Sunday, November 11, 2018

"The Coming Software Apocalypse"



"It’s been said that software is “eating the world.” More and more, critical systems that were once controlled mechanically, or by people, are coming to depend on code. This was perhaps never clearer than in the summer of 2015, when on a single day, United Airlines grounded its fleet because of a problem with its departure-management system; trading was suspended on the New York Stock Exchange after an upgrade; the front page of The Wall Street Journal’s website crashed; and Seattle’s 911 system went down again, this time because a different router failed. The simultaneous failure of so many software systems smelled at first of a coordinated cyberattack. Almost more frightening was the realization, late in the day, that it was just a coincidence...

Technological progress used to change the way the world looked—you could watch the roads getting paved; you could see the skylines rise. Today you can hardly tell when something is remade, because so often it is remade by code. When you press your foot down on your car’s accelerator, for instance, you’re no longer controlling anything directly; there’s no mechanical link from the pedal to the throttle. Instead, you’re issuing a command to a piece of software that decides how much air to give the engine. The car is a computer you can sit inside of. The steering wheel and pedals might as well be keyboard keys...

“The problem is that software engineers don’t understand the problem they’re trying to solve, and don’t care to,” says Leveson, the MIT software-safety expert. The reason is that they’re too wrapped up in getting their code to work. “Software engineers like to provide all kinds of tools and stuff for coding errors,” she says, referring to IDEs. “The serious problems that have happened with software have to do with requirements, not coding errors."...

There is an analogy to word processing. It used to be that all you could see in a program for writing documents was the text itself, and to change the layout or font or margins, you had to write special “control codes,” or commands that would tell the computer that, for instance, “this part of the text should be in italics.” The trouble was that you couldn’t see the effect of those codes until you printed the document. It was hard to predict what you were going to get. You had to imagine how the codes were going to be interpreted by the computer—that is, you had to play computer in your head.

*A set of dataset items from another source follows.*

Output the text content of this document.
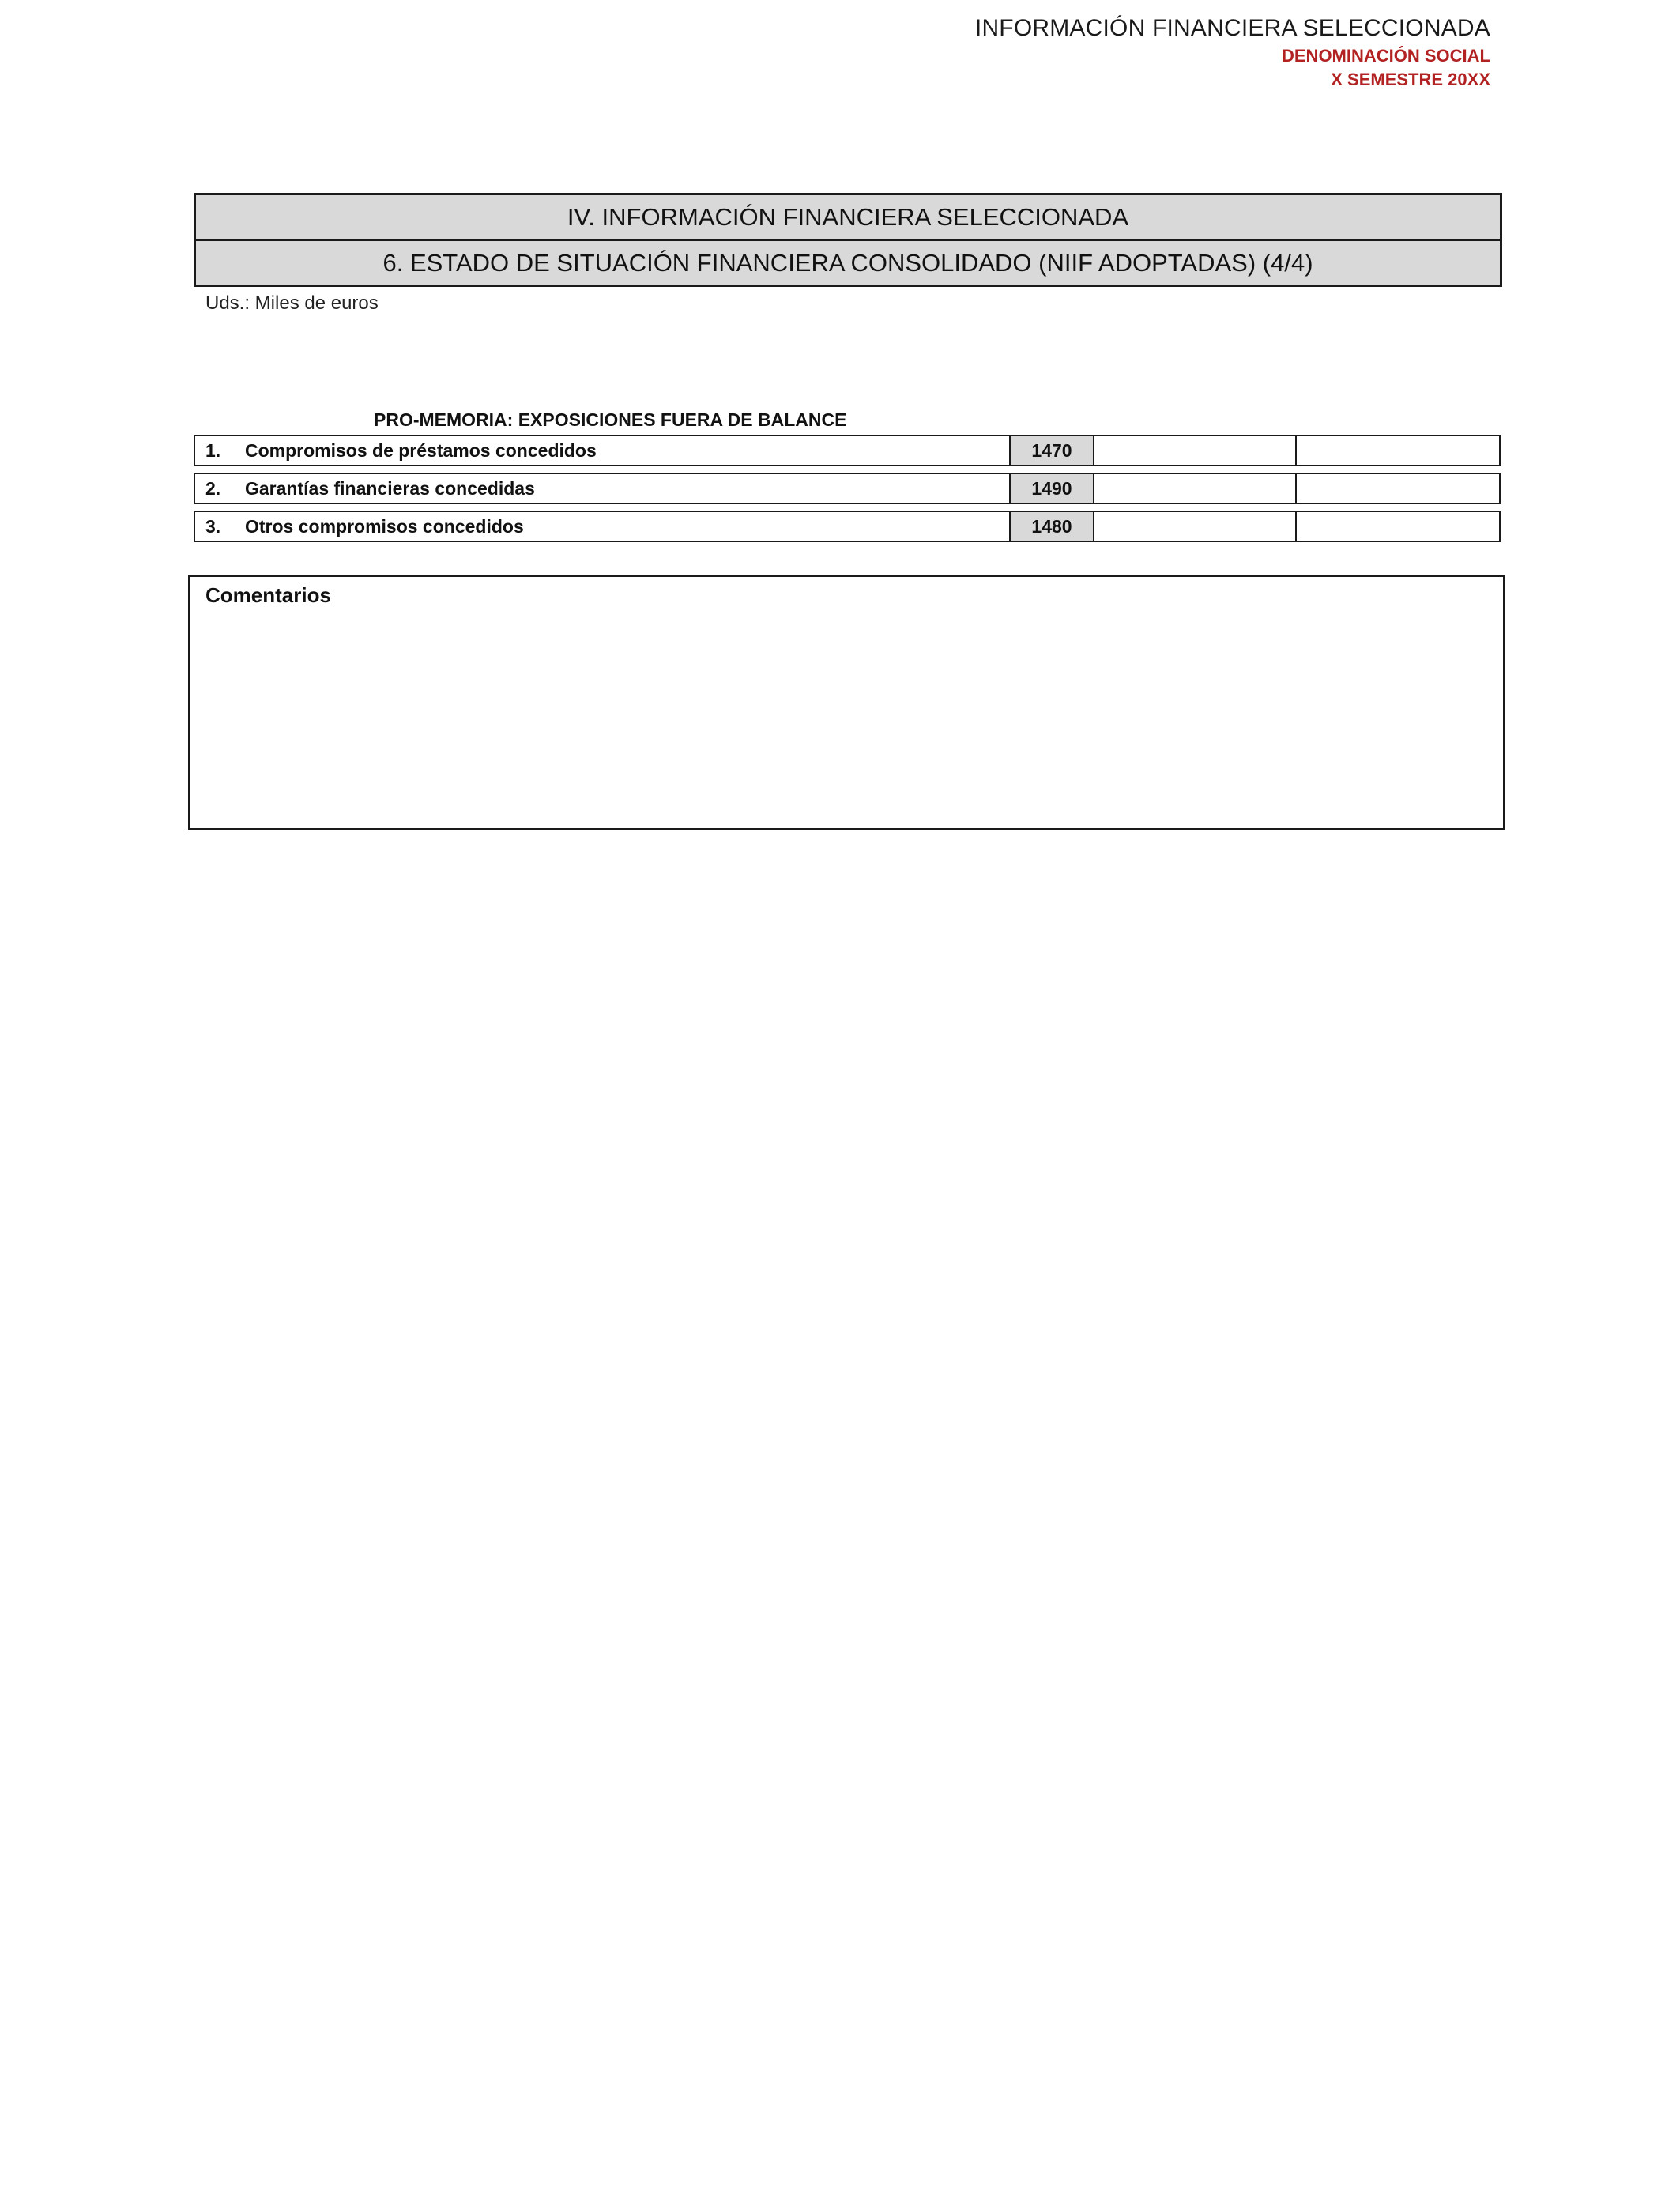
INFORMACIÓN FINANCIERA SELECCIONADA
DENOMINACIÓN SOCIAL
X SEMESTRE 20XX
IV. INFORMACIÓN FINANCIERA SELECCIONADA
6. ESTADO DE SITUACIÓN FINANCIERA CONSOLIDADO (NIIF ADOPTADAS) (4/4)
Uds.: Miles de euros
PRO-MEMORIA: EXPOSICIONES FUERA DE BALANCE
1. Compromisos de préstamos concedidos	1470
2. Garantías financieras concedidas	1490
3. Otros compromisos concedidos	1480
Comentarios
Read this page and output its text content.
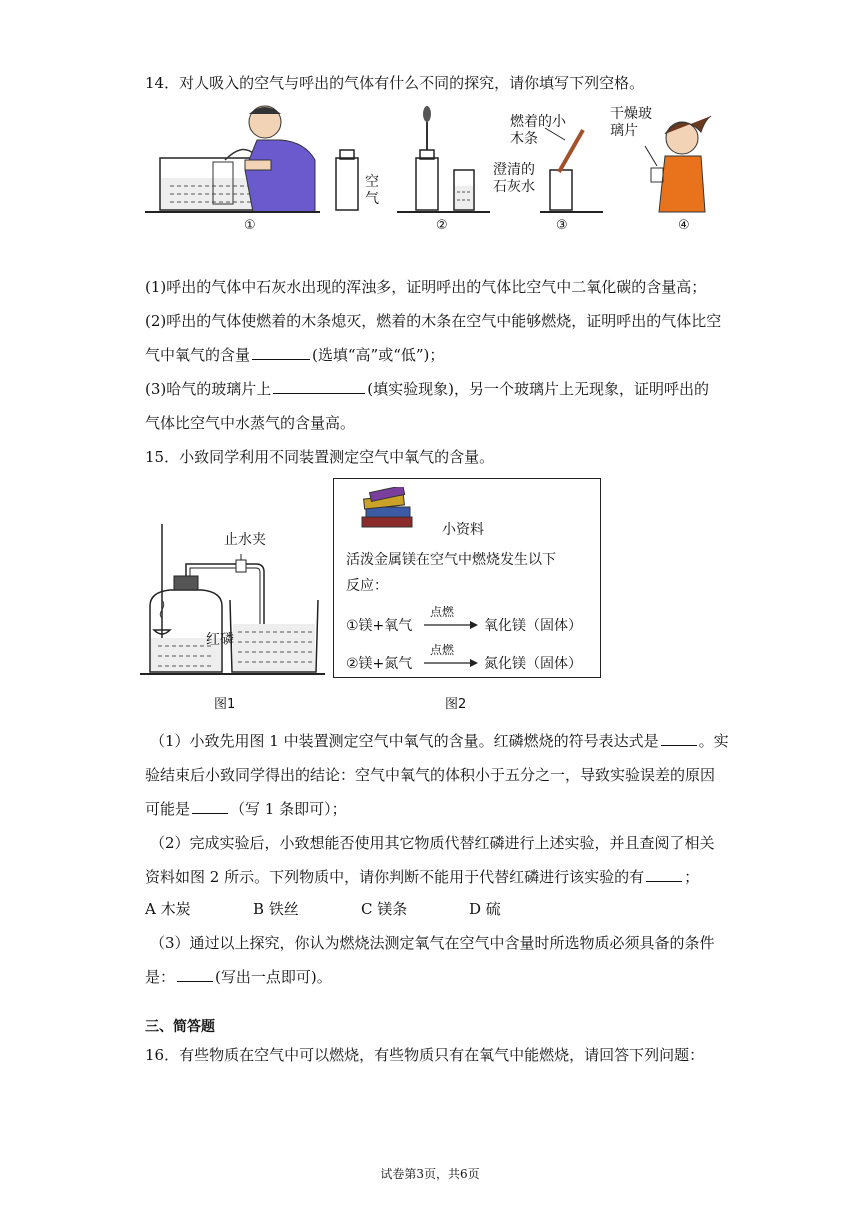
14．对人吸入的空气与呼出的气体有什么不同的探究，请你填写下列空格。
空气
澄清的石灰水
燃着的小木条
干燥玻璃片
①	②	③	④
(1)呼出的气体中石灰水出现的浑浊多，证明呼出的气体比空气中二氧化碳的含量高；
(2)呼出的气体使燃着的木条熄灭，燃着的木条在空气中能够燃烧，证明呼出的气体比空
气中氧气的含量	(选填“高”或“低”)；
(3)哈气的玻璃片上	(填实验现象)，另一个玻璃片上无现象，证明呼出的
气体比空气中水蒸气的含量高。
15．小致同学利用不同装置测定空气中氧气的含量。
止水夹
红磷
图1
小资料
活泼金属镁在空气中燃烧发生以下
反应：
①镁+氧气
点燃
→ 氧化镁（固体）
②镁+氮气
点燃
→ 氮化镁（固体）
图2
（1）小致先用图 1 中装置测定空气中氧气的含量。红磷燃烧的符号表达式是	。实
验结束后小致同学得出的结论：空气中氧气的体积小于五分之一，导致实验误差的原因
可能是	（写 1 条即可）；
（2）完成实验后，小致想能否使用其它物质代替红磷进行上述实验，并且查阅了相关
资料如图 2 所示。下列物质中，请你判断不能用于代替红磷进行该实验的有	；
A 木炭	B 铁丝	C 镁条	D 硫
（3）通过以上探究，你认为燃烧法测定氧气在空气中含量时所选物质必须具备的条件
是：	(写出一点即可)。
三、简答题
16．有些物质在空气中可以燃烧，有些物质只有在氧气中能燃烧，请回答下列问题：
试卷第3页，共6页
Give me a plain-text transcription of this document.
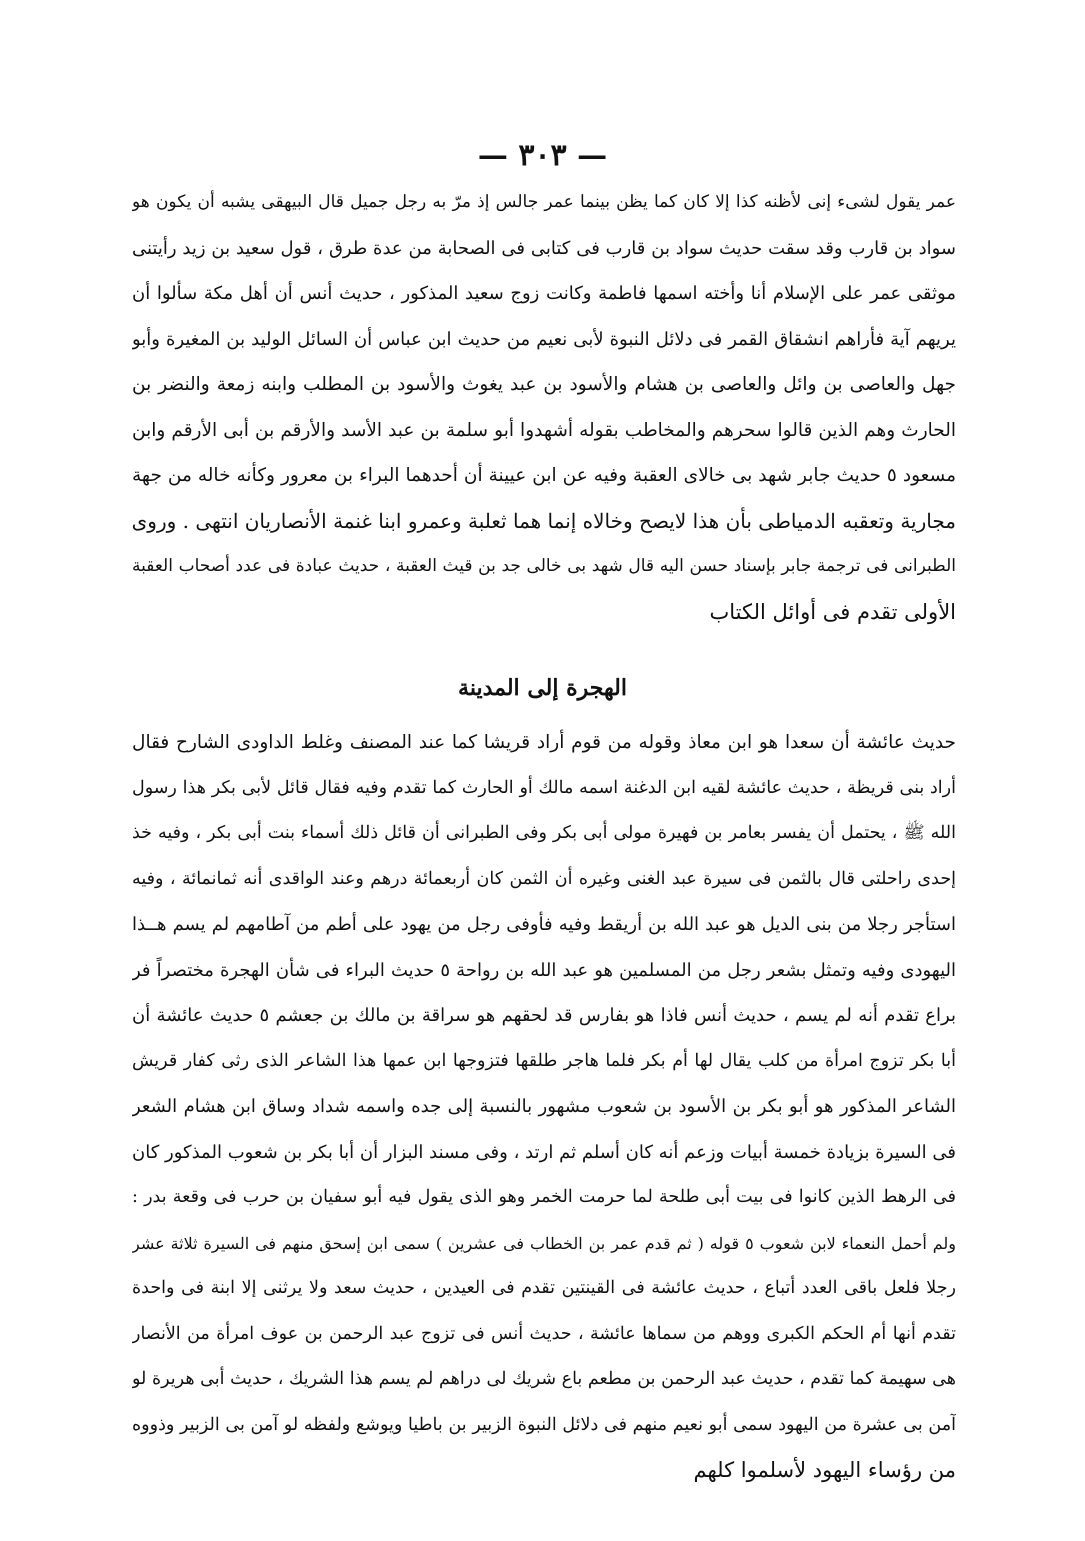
— ٣٠٣ —
عمر يقول لشىء إنى لأظنه كذا إلا كان كما يظن بينما عمر جالس إذ مرّ به رجل جميل قال البيهقى يشبه أن يكون هو
سواد بن قارب وقد سقت حديث سواد بن قارب فى كتابى فى الصحابة من عدة طرق ، قول سعيد بن زيد رأيتنى
موثقى عمر على الإسلام أنا وأخته اسمها فاطمة وكانت زوج سعيد المذكور ، حديث أنس أن أهل مكة سألوا أن
يريهم آية فأراهم انشقاق القمر فى دلائل النبوة لأبى نعيم من حديث ابن عباس أن السائل الوليد بن المغيرة وأبو
جهل والعاصى بن وائل والعاصى بن هشام والأسود بن عبد يغوث والأسود بن المطلب وابنه زمعة والنضر بن
الحارث وهم الذين قالوا سحرهم والمخاطب بقوله أشهدوا أبو سلمة بن عبد الأسد والأرقم بن أبى الأرقم وابن
مسعود ٥ حديث جابر شهد بى خالاى العقبة وفيه عن ابن عيينة أن أحدهما البراء بن معرور وكأنه خاله من جهة
مجارية وتعقبه الدمياطى بأن هذا لايصح وخالاه إنما هما ثعلبة وعمرو ابنا غنمة الأنصاريان انتهى . وروى
الطبرانى فى ترجمة جابر بإسناد حسن اليه قال شهد بى خالى جد بن قيث العقبة ، حديث عبادة فى عدد أصحاب العقبة
الأولى تقدم فى أوائل الكتاب
الهجرة إلى المدينة
حديث عائشة أن سعدا هو ابن معاذ وقوله من قوم أراد قريشا كما عند المصنف وغلط الداودى الشارح فقال
أراد بنى قريظة ، حديث عائشة لقيه ابن الدغنة اسمه مالك أو الحارث كما تقدم وفيه فقال قائل لأبى بكر هذا رسول
الله ﷺ ، يحتمل أن يفسر بعامر بن فهيرة مولى أبى بكر وفى الطبرانى أن قائل ذلك أسماء بنت أبى بكر ، وفيه خذ
إحدى راحلتى قال بالثمن فى سيرة عبد الغنى وغيره أن الثمن كان أربعمائة درهم وعند الواقدى أنه ثمانمائة ، وفيه
استأجر رجلا من بنى الديل هو عبد الله بن أريقط وفيه فأوفى رجل من يهود على أطم من آطامهم لم يسم هــذا
اليهودى وفيه وتمثل بشعر رجل من المسلمين هو عبد الله بن رواحة ٥ حديث البراء فى شأن الهجرة مختصراً فر
براع تقدم أنه لم يسم ، حديث أنس فاذا هو بفارس قد لحقهم هو سراقة بن مالك بن جعشم ٥ حديث عائشة أن
أبا بكر تزوج امرأة من كلب يقال لها أم بكر فلما هاجر طلقها فتزوجها ابن عمها هذا الشاعر الذى رثى كفار قريش
الشاعر المذكور هو أبو بكر بن الأسود بن شعوب مشهور بالنسبة إلى جده واسمه شداد وساق ابن هشام الشعر
فى السيرة بزيادة خمسة أبيات وزعم أنه كان أسلم ثم ارتد ، وفى مسند البزار أن أبا بكر بن شعوب المذكور كان
فى الرهط الذين كانوا فى بيت أبى طلحة لما حرمت الخمر وهو الذى يقول فيه أبو سفيان بن حرب فى وقعة بدر :
ولم أحمل النعماء لابن شعوب ٥ قوله ( ثم قدم عمر بن الخطاب فى عشرين ) سمى ابن إسحق منهم فى السيرة ثلاثة عشر
رجلا فلعل باقى العدد أتباع ، حديث عائشة فى القينتين تقدم فى العيدين ، حديث سعد ولا يرثنى إلا ابنة فى واحدة
تقدم أنها أم الحكم الكبرى ووهم من سماها عائشة ، حديث أنس فى تزوج عبد الرحمن بن عوف امرأة من الأنصار
هى سهيمة كما تقدم ، حديث عبد الرحمن بن مطعم باع شريك لى دراهم لم يسم هذا الشريك ، حديث أبى هريرة لو
آمن بى عشرة من اليهود سمى أبو نعيم منهم فى دلائل النبوة الزبير بن باطيا ويوشع ولفظه لو آمن بى الزبير وذووه
من رؤساء اليهود لأسلموا كلهم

Then WYSIWYG (pronounced “wizzywig”) came along. It stood for “What You See Is What You Get.” When you marked a passage as being in italics, the letters tilted right there on the screen. If you wanted to change the margin, you could drag a ruler at the top of the screen—and see the effect of that change. The document thereby came to feel like something real, something you could poke and prod at. Just by looking you could tell if you’d done something wrong. Control of a sophisticated system—the document’s layout and formatting engine—was made accessible to anyone who could click around on a page.
Victor’s point was that programming itself should be like that. For him, the idea that people were doing important work, like designing adaptive cruise-control systems or trying to understand cancer, by staring at a text editor, was appalling. And it was the proper job of programmers to ensure that someday they wouldn’t have to."



Apologies, it's the Atlantic, it's interesting and well structured for half the article and then there is another half of the article so that you finish it feeling restless and concerned. Skim the second half unless it holds particular interest.